In a tweet President Donald Trump described the situation as "the single greatest witch hunt of a politician in American history".

The decision to move to an independent probe came a week after Trump abruptly fired FBI Director James Comey, sparking a political firestorm as the agency was in the midst of an investigation into the Russian Federation matter.

He went on to speak about "illegal acts" that took place during Hillary Clinton's campaign and throughout the Obama administration, noting that there was "never a special council (sic) appointed". That the native New Yorker, a trained lawyer, is prepared to act independently if necessary and is not easily scared by political pressure is best evidenced by a climactic episode that curiously also involves James Comey.

After announcing Comey's firing, the White House publicly released a memo from Rosenstein saying Comey was sacked in large part because of his mishandling of the investigation into Hillary Clinton's use of a private email server as secretary of state.
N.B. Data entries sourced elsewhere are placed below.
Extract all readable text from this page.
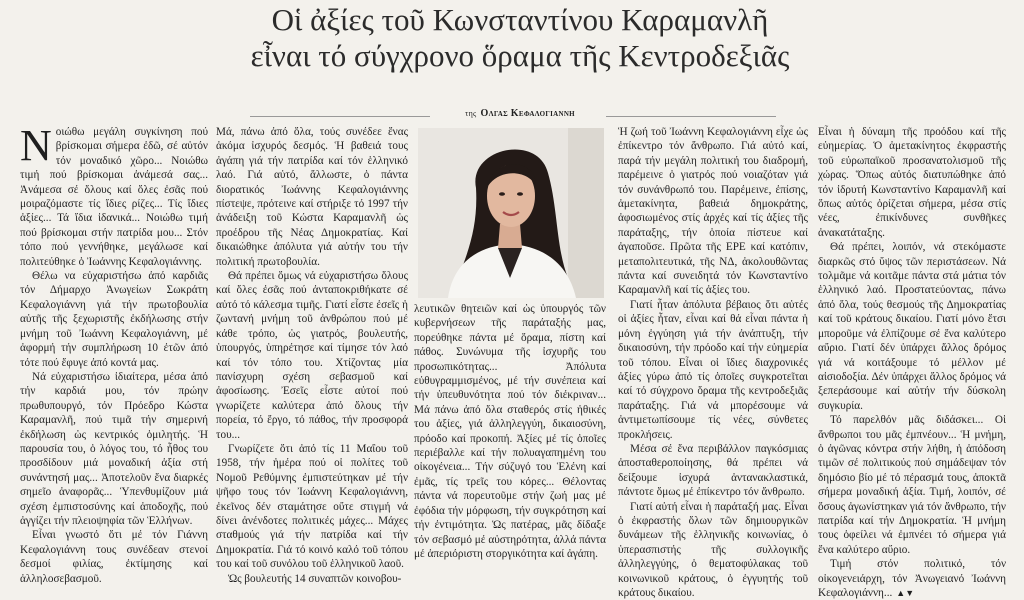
Οἱ ἀξίες τοῦ Κωνσταντίνου Καραμανλῆ
εἶναι τό σύγχρονο ὅραμα τῆς Κεντροδεξιᾶς
της Ολγας Κεφαλογιαννη

Νοιώθω μεγάλη συγκίνηση πού βρίσκομαι σήμερα ἐδῶ, σέ αὐτόν τόν μοναδικό χῶρο... Νοιώθω τιμή πού βρίσκομαι ἀνάμεσά σας... Ἀνάμεσα σέ ὅλους καί ὅλες ἐσᾶς πού μοιραζόμαστε τίς ἴδιες ρίζες... Τίς ἴδιες ἀξίες... Τά ἴδια ἰδανικά... Νοιώθω τιμή πού βρίσκομαι στήν πατρίδα μου... Στόν τόπο πού γεννήθηκε, μεγάλωσε καί πολιτεύθηκε ὁ Ἰωάννης Κεφαλογιάννης.

Θέλω να εὐχαριστήσω ἀπό καρδιᾶς τόν Δήμαρχο Ἀνωγείων Σωκράτη Κεφαλογιάννη γιά τήν πρωτοβουλία αὐτῆς τῆς ξεχωριστῆς ἐκδήλωσης στήν μνήμη τοῦ Ἰωάννη Κεφαλογιάννη, μέ ἀφορμή τήν συμπλήρωση 10 ἐτῶν ἀπό τότε πού ἔφυγε ἀπό κοντά μας.

Νά εὐχαριστήσω ἰδιαίτερα, μέσα ἀπό τήν καρδιά μου, τόν πρώην πρωθυπουργό, τόν Πρόεδρο Κώστα Καραμανλῆ, πού τιμᾶ τήν σημερινή ἐκδήλωση ὡς κεντρικός ὁμιλητής. Ἡ παρουσία του, ὁ λόγος του, τό ἦθος του προσδίδουν μιά μοναδική ἀξία στή συνάντησή μας... Ἀποτελοῦν ἕνα διαρκές σημεῖο ἀναφορᾶς... Ὑπενθυμίζουν μιά σχέση ἐμπιστοσύνης καί ἀποδοχῆς, πού ἀγγίζει τήν πλειοψηφία τῶν Ἑλλήνων.

Εἶναι γνωστό ὅτι μέ τόν Γιάννη Κεφαλογιάννη τους συνέδεαν στενοί δεσμοί φιλίας, ἐκτίμησης καί ἀλληλοσεβασμοῦ.

Μά, πάνω ἀπό ὅλα, τούς συνέδεε ἕνας ἀκόμα ἰσχυρός δεσμός. Ἡ βαθειά τους ἀγάπη γιά τήν πατρίδα καί τόν ἑλληνικό λαό. Γιά αὐτό, ἄλλωστε, ὁ πάντα διορατικός Ἰωάννης Κεφαλογιάννης πίστεψε, πρότεινε καί στήριξε τό 1997 τήν ἀνάδειξη τοῦ Κώστα Καραμανλῆ ὡς προέδρου τῆς Νέας Δημοκρατίας. Καί δικαιώθηκε ἀπόλυτα γιά αὐτήν του τήν πολιτική πρωτοβουλία.

Θά πρέπει ὅμως νά εὐχαριστήσω ὅλους καί ὅλες ἐσᾶς πού ἀνταποκριθήκατε σέ αὐτό τό κάλεσμα τιμῆς. Γιατί εἶστε ἐσεῖς ἡ ζωντανή μνήμη τοῦ ἀνθρώπου πού μέ κάθε τρόπο, ὡς γιατρός, βουλευτής, ὑπουργός, ὑπηρέτησε καί τίμησε τόν λαό καί τόν τόπο του. Χτίζοντας μία πανίσχυρη σχέση σεβασμοῦ καί ἀφοσίωσης. Ἐσεῖς εἶστε αὐτοί πού γνωρίζετε καλύτερα ἀπό ὅλους τήν πορεία, τό ἔργο, τό πάθος, τήν προσφορά του...

Γνωρίζετε ὅτι ἀπό τίς 11 Μαΐου τοῦ 1958, τήν ἡμέρα πού οἱ πολίτες τοῦ Νομοῦ Ρεθύμνης ἐμπιστεύτηκαν μέ τήν ψῆφο τους τόν Ἰωάννη Κεφαλογιάννη, ἐκεῖνος δέν σταμάτησε οὔτε στιγμή νά δίνει ἀνένδοτες πολιτικές μάχες... Μάχες σταθμούς γιά τήν πατρίδα καί τήν Δημοκρατία. Γιά τό κοινό καλό τοῦ τόπου του καί τοῦ συνόλου τοῦ ἑλληνικοῦ λαοῦ.

Ὡς βουλευτής 14 συναπτῶν κοινοβου-

λευτικῶν θητειῶν καί ὡς ὑπουργός τῶν κυβερνήσεων τῆς παράταξής μας, πορεύθηκε πάντα μέ ὅραμα, πίστη καί πάθος. Συνώνυμα τῆς ἰσχυρῆς του προσωπικότητας... Ἀπόλυτα εὐθυγραμμισμένος, μέ τήν συνέπεια καί τήν ὑπευθυνότητα πού τόν διέκριναν... Μά πάνω ἀπό ὅλα σταθερός στίς ἠθικές του ἀξίες, γιά ἀλληλεγγύη, δικαιοσύνη, πρόοδο καί προκοπή. Ἀξίες μέ τίς ὁποῖες περιέβαλλε καί τήν πολυαγαπημένη του οἰκογένεια... Τήν σύζυγό του Ἑλένη καί ἐμᾶς, τίς τρεῖς του κόρες... Θέλοντας πάντα νά πορευτοῦμε στήν ζωή μας μέ ἐφόδια τήν μόρφωση, τήν συγκρότηση καί τήν ἐντιμότητα. Ὡς πατέρας, μᾶς δίδαξε τόν σεβασμό μέ αὐστηρότητα, ἀλλά πάντα μέ ἀπεριόριστη στοργικότητα καί ἀγάπη.

Ἡ ζωή τοῦ Ἰωάννη Κεφαλογιάννη εἶχε ὡς ἐπίκεντρο τόν ἄνθρωπο. Γιά αὐτό καί, παρά τήν μεγάλη πολιτική του διαδρομή, παρέμεινε ὁ γιατρός πού νοιαζόταν γιά τόν συνάνθρωπό του. Παρέμεινε, ἐπίσης, ἀμετακίνητα, βαθειά δημοκράτης, ἀφοσιωμένος στίς ἀρχές καί τίς ἀξίες τῆς παράταξης, τήν ὁποία πίστευε καί ἀγαποῦσε. Πρῶτα τῆς ΕΡΕ καί κατόπιν, μεταπολιτευτικά, τῆς ΝΔ, ἀκολουθῶντας πάντα καί συνειδητά τόν Κωνσταντίνο Καραμανλῆ καί τίς ἀξίες του.

Γιατί ἦταν ἀπόλυτα βέβαιος ὅτι αὐτές οἱ ἀξίες ἦταν, εἶναι καί θά εἶναι πάντα ἡ μόνη ἐγγύηση γιά τήν ἀνάπτυξη, τήν δικαιοσύνη, τήν πρόοδο καί τήν εὐημερία τοῦ τόπου. Εἶναι οἱ ἴδιες διαχρονικές ἀξίες γύρω ἀπό τίς ὁποῖες συγκροτεῖται καί τό σύγχρονο ὅραμα τῆς κεντροδεξιᾶς παράταξης. Γιά νά μπορέσουμε νά ἀντιμετωπίσουμε τίς νέες, σύνθετες προκλήσεις.

Μέσα σέ ἕνα περιβάλλον παγκόσμιας ἀποσταθεροποίησης, θά πρέπει νά δείξουμε ἰσχυρά ἀντανακλαστικά, πάντοτε ὅμως μέ ἐπίκεντρο τόν ἄνθρωπο.

Γιατί αὐτή εἶναι ἡ παράταξή μας. Εἶναι ὁ ἐκφραστής ὅλων τῶν δημιουργικῶν δυνάμεων τῆς ἑλληνικῆς κοινωνίας, ὁ ὑπερασπιστής τῆς συλλογικῆς ἀλληλεγγύης, ὁ θεματοφύλακας τοῦ κοινωνικοῦ κράτους, ὁ ἐγγυητής τοῦ κράτους δικαίου.

Εἶναι ἡ δύναμη τῆς προόδου καί τῆς εὐημερίας. Ὁ ἀμετακίνητος ἐκφραστής τοῦ εὐρωπαϊκοῦ προσανατολισμοῦ τῆς χώρας. Ὅπως αὐτός διατυπώθηκε ἀπό τόν ἱδρυτή Κωνσταντίνο Καραμανλῆ καί ὅπως αὐτός ὁρίζεται σήμερα, μέσα στίς νέες, ἐπικίνδυνες συνθῆκες ἀνακατάταξης.

Θά πρέπει, λοιπόν, νά στεκόμαστε διαρκῶς στό ὕψος τῶν περιστάσεων. Νά τολμᾶμε νά κοιτᾶμε πάντα στά μάτια τόν ἑλληνικό λαό. Προστατεύοντας, πάνω ἀπό ὅλα, τούς θεσμούς τῆς Δημοκρατίας καί τοῦ κράτους δικαίου. Γιατί μόνο ἔτσι μποροῦμε νά ἐλπίζουμε σέ ἕνα καλύτερο αὔριο. Γιατί δέν ὑπάρχει ἄλλος δρόμος γιά νά κοιτάξουμε τό μέλλον μέ αἰσιοδοξία. Δέν ὑπάρχει ἄλλος δρόμος νά ξεπεράσουμε καί αὐτήν τήν δύσκολη συγκυρία.

Τό παρελθόν μᾶς διδάσκει... Οἱ ἄνθρωποι του μᾶς ἐμπνέουν... Ἡ μνήμη, ὁ ἀγῶνας κόντρα στήν λήθη, ἡ ἀπόδοση τιμῶν σέ πολιτικούς πού σημάδεψαν τόν δημόσιο βίο μέ τό πέρασμά τους, ἀποκτᾶ σήμερα μοναδική ἀξία. Τιμή, λοιπόν, σέ ὅσους ἀγωνίστηκαν γιά τόν ἄνθρωπο, τήν πατρίδα καί τήν Δημοκρατία. Ἡ μνήμη τους ὀφείλει νά ἐμπνέει τό σήμερα γιά ἕνα καλύτερο αὔριο.

Τιμή στόν πολιτικό, τόν οἰκογενειάρχη, τόν Ἀνωγειανό Ἰωάννη Κεφαλογιάννη... ▲▼
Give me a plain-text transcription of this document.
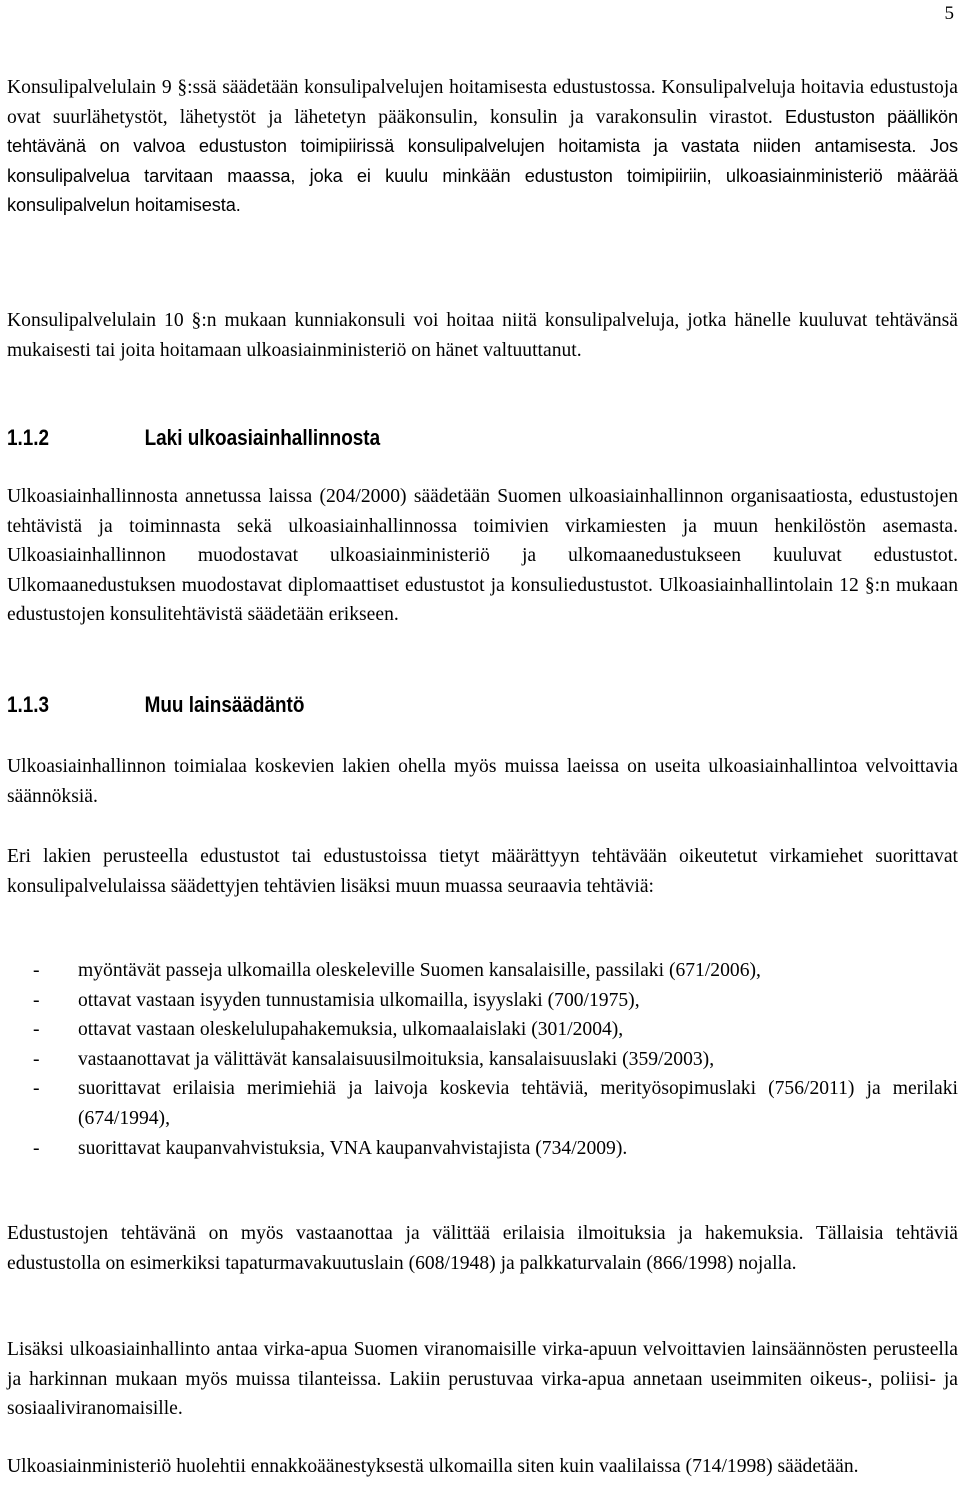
5

Konsulipalvelulain 9 §:ssä säädetään konsulipalvelujen hoitamisesta edustustossa. Konsulipalveluja hoitavia edustustoja ovat suurlähetystöt, lähetystöt ja lähetetyn pääkonsulin, konsulin ja varakonsulin virastot. Edustuston päällikön tehtävänä on valvoa edustuston toimipiirissä konsulipalvelujen hoitamista ja vastata niiden antamisesta. Jos konsulipalvelua tarvitaan maassa, joka ei kuulu minkään edustuston toimipiiriin, ulkoasiainministeriö määrää konsulipalvelun hoitamisesta.

Konsulipalvelulain 10 §:n mukaan kunniakonsuli voi hoitaa niitä konsulipalveluja, jotka hänelle kuuluvat tehtävänsä mukaisesti tai joita hoitamaan ulkoasiainministeriö on hänet valtuuttanut.

1.1.2	Laki ulkoasiainhallinnosta

Ulkoasiainhallinnosta annetussa laissa (204/2000) säädetään Suomen ulkoasiainhallinnon organisaatiosta, edustustojen tehtävistä ja toiminnasta sekä ulkoasiainhallinnossa toimivien virkamiesten ja muun henkilöstön asemasta. Ulkoasiainhallinnon muodostavat ulkoasiainministeriö ja ulkomaanedustukseen kuuluvat edustustot. Ulkomaanedustuksen muodostavat diplomaattiset edustustot ja konsuliedustustot. Ulkoasiainhallintolain 12 §:n mukaan edustustojen konsulitehtävistä säädetään erikseen.

1.1.3	Muu lainsäädäntö

Ulkoasiainhallinnon toimialaa koskevien lakien ohella myös muissa laeissa on useita ulkoasiainhallintoa velvoittavia säännöksiä.

Eri lakien perusteella edustustot tai edustustoissa tietyt määrättyyn tehtävään oikeutetut virkamiehet suorittavat konsulipalvelulaissa säädettyjen tehtävien lisäksi muun muassa seuraavia tehtäviä:

- myöntävät passeja ulkomailla oleskeleville Suomen kansalaisille, passilaki (671/2006),
- ottavat vastaan isyyden tunnustamisia ulkomailla, isyyslaki (700/1975),
- ottavat vastaan oleskelulupahakemuksia, ulkomaalaislaki (301/2004),
- vastaanottavat ja välittävät kansalaisuusilmoituksia, kansalaisuuslaki (359/2003),
- suorittavat erilaisia merimiehiä ja laivoja koskevia tehtäviä, merityösopimuslaki (756/2011) ja merilaki (674/1994),
- suorittavat kaupanvahvistuksia, VNA kaupanvahvistajista (734/2009).

Edustustojen tehtävänä on myös vastaanottaa ja välittää erilaisia ilmoituksia ja hakemuksia. Tällaisia tehtäviä edustustolla on esimerkiksi tapaturmavakuutuslain (608/1948) ja palkkaturvalain (866/1998) nojalla.

Lisäksi ulkoasiainhallinto antaa virka-apua Suomen viranomaisille virka-apuun velvoittavien lainsäännösten perusteella ja harkinnan mukaan myös muissa tilanteissa. Lakiin perustuvaa virka-apua annetaan useimmiten oikeus-, poliisi- ja sosiaaliviranomaisille.

Ulkoasiainministeriö huolehtii ennakkoäänestyksestä ulkomailla siten kuin vaalilaissa (714/1998) säädetään.
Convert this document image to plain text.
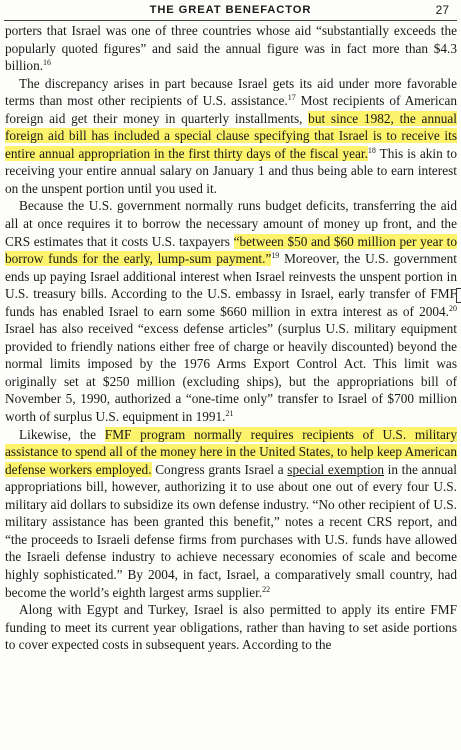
THE GREAT BENEFACTOR	27

porters that Israel was one of three countries whose aid “substantially exceeds the popularly quoted figures” and said the annual figure was in fact more than $4.3 billion.$^{16}$

The discrepancy arises in part because Israel gets its aid under more favorable terms than most other recipients of U.S. assistance.$^{17}$ Most recipients of American foreign aid get their money in quarterly installments, but since 1982, the annual foreign aid bill has included a special clause specifying that Israel is to receive its entire annual appropriation in the first thirty days of the fiscal year.$^{18}$ This is akin to receiving your entire annual salary on January 1 and thus being able to earn interest on the unspent portion until you used it.

Because the U.S. government normally runs budget deficits, transferring the aid all at once requires it to borrow the necessary amount of money up front, and the CRS estimates that it costs U.S. taxpayers “between $50 and $60 million per year to borrow funds for the early, lump-sum payment.”$^{19}$ Moreover, the U.S. government ends up paying Israel additional interest when Israel reinvests the unspent portion in U.S. treasury bills. According to the U.S. embassy in Israel, early transfer of FMF funds has enabled Israel to earn some $660 million in extra interest as of 2004.20 Israel has also received “excess defense articles” (surplus U.S. military equipment provided to friendly nations either free of charge or heavily discounted) beyond the normal limits imposed by the 1976 Arms Export Control Act. This limit was originally set at $250 million (excluding ships), but the appropriations bill of November 5, 1990, authorized a “one-time only” transfer to Israel of $700 million worth of surplus U.S. equipment in 1991.21

Likewise, the FMF program normally requires recipients of U.S. military assistance to spend all of the money here in the United States, to help keep American defense workers employed. Congress grants Israel a special exemption in the annual appropriations bill, however, authorizing it to use about one out of every four U.S. military aid dollars to subsidize its own defense industry. “No other recipient of U.S. military assistance has been granted this benefit,” notes a recent CRS report, and “the proceeds to Israeli defense firms from purchases with U.S. funds have allowed the Israeli defense industry to achieve necessary economies of scale and become highly sophisticated.” By 2004, in fact, Israel, a comparatively small country, had become the world’s eighth largest arms supplier.$^{22}$

Along with Egypt and Turkey, Israel is also permitted to apply its entire FMF funding to meet its current year obligations, rather than having to set aside portions to cover expected costs in subsequent years. According to the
Russian Federation has denied USA intelligence agencies' conclusion that it interfered in the election campaign to try to tilt the vote in Trump's favour. Trump has long bristled at the notion that Russian Federation played any role in his November election victory, and has denied any collusion between his campaign and Moscow. When the White House overruled them, they threatened to resign until they received presidential assurances that the program would be overhauled.

These meetings come as the President is seething over the Justice Department's decision to appoint a special counsel.

"He knew that Comey was going to be removed prior to writing his memo", Missouri Democrat Claire McCaskill told reporters after the briefing.

Mueller, a former Marine officer and federal prosecutor, was sworn in as the sixth director of the FBI on September 4, 2001 - just a week before the September 11 terrorist attacks.

President Trump is leaving Friday for his first foreign trip, to the Mideast and beyond, which aides hope can have the effect of refocusing a White House in disarray.

Senators said that Rosenstein steered clear of specifics while making clear that Mueller has wide latitude to pursue the investigation wherever it leads, including potentially criminal charges.

Durbin said Trump's actions - including the decision to fire Comey and his "incessant" provocative posts on Twitter - have done more harm than any enemy, real or perceived, could.

Another Democratic senator, Dick Durbin, said he had confidence that Mueller, who is widely respected among USA lawmakers, will follow the facts where they lead. This recent development even led some Republicans to ask for a special prosecutor for the first time, as seen on Wednesday morning, when IL representative Adam Kinzinger told CNN, "It is time we look at the idea of an independent commission or special prosecutor".

A key issue Mueller may have to tackle is whether Trump has committed obstruction of justice, an offence that could be used in any effort in the Republican-led Congress to impeach him and remove him from office. The others were former Connecticut Sen. And I think it's a very, very negative thing.